Yep its typical. I don't need then tested. I know they work... amazing how so many people ask for these and someone comes up with some and now everyone is now questioning them.. oh well I will just keep em


----------



## GoodTimes317 (Mar 28, 2010)

BrownAzt3ka said:


> *ILL TEST THEM FOR YOU... SEND ME ONE. *



I will send you one for $100 plus $20 shipping


----------



## El Greengo (Jun 16, 2009)

:facepalm:


----------



## tre5peter (Jul 21, 2008)

I'm planning on ordering some from you. Next week most likely.


----------



## GoodTimes317 (Mar 28, 2010)

tre5peter said:


> I'm planning on ordering some from you. Next week most likely.
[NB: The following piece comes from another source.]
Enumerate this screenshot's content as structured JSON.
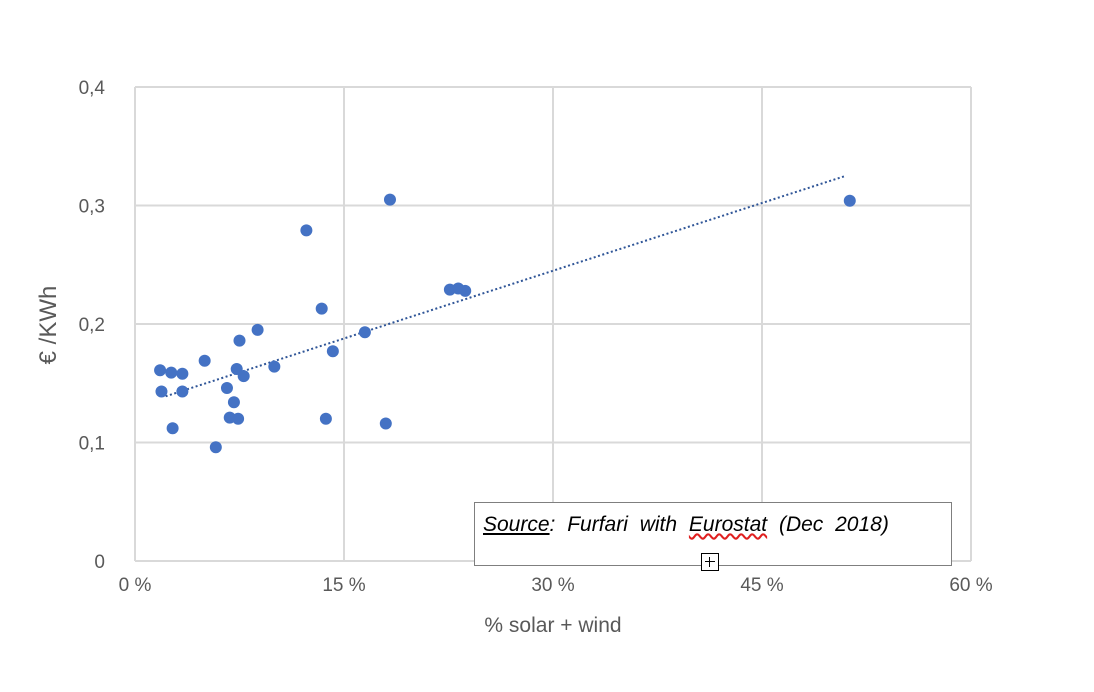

just let me know... i got 1 as of right now, but can have more made. Ive had too many bullshitters on these, so i cant be putting up money anymore to just have them sitting. WHen your ready and get me the money i can have more made immediately.. LMK


----------



## DanielDucati (Jan 11, 2007)

You mentioned these are only for show use only( 2 pages back)....so you dont think they would work for 365 days a year/everyday usage????


----------



## 1sexytre (Jul 29, 2006)

HOw long does it take to make one


----------



## Sapotear (Feb 20, 2013)

GoodTimes317 said:


> I am posting up Clear Whammy Tanks for sale now. I cant get you as many as you need. I have an unlimited supply. The price on these are gonna be $100.00 plus shipping. May be able to work a deal if you buy several. Anybody interested in these get with me and we can talk! Here are pix of the first batch ive gotten. I also have a used one for slae for $60.00 plus shipping..
> :thumbsup:


You still have that clear whammy tank for sale


----------



## impala64lowrider (Feb 24, 2005)

i'm wondering, if they could handle the pressure of the hydraulic oil after a pancake of 14" cylinders... it would be a mess if they broke....


----------



## El Greengo (Jun 16, 2009)

ttt...


----------



## BrownAzt3ka (May 4, 2008)

Do you offer tank rods? And can i get a pic of tank rods on it.? I currently have an older one from someone else and the 1/4-20 rods dont fit....


----------



## BrownAzt3ka (May 4, 2008)

:thumbsup:


----------



## [email protected] (Oct 18, 2013)

are these still available? id like to order one asap


----------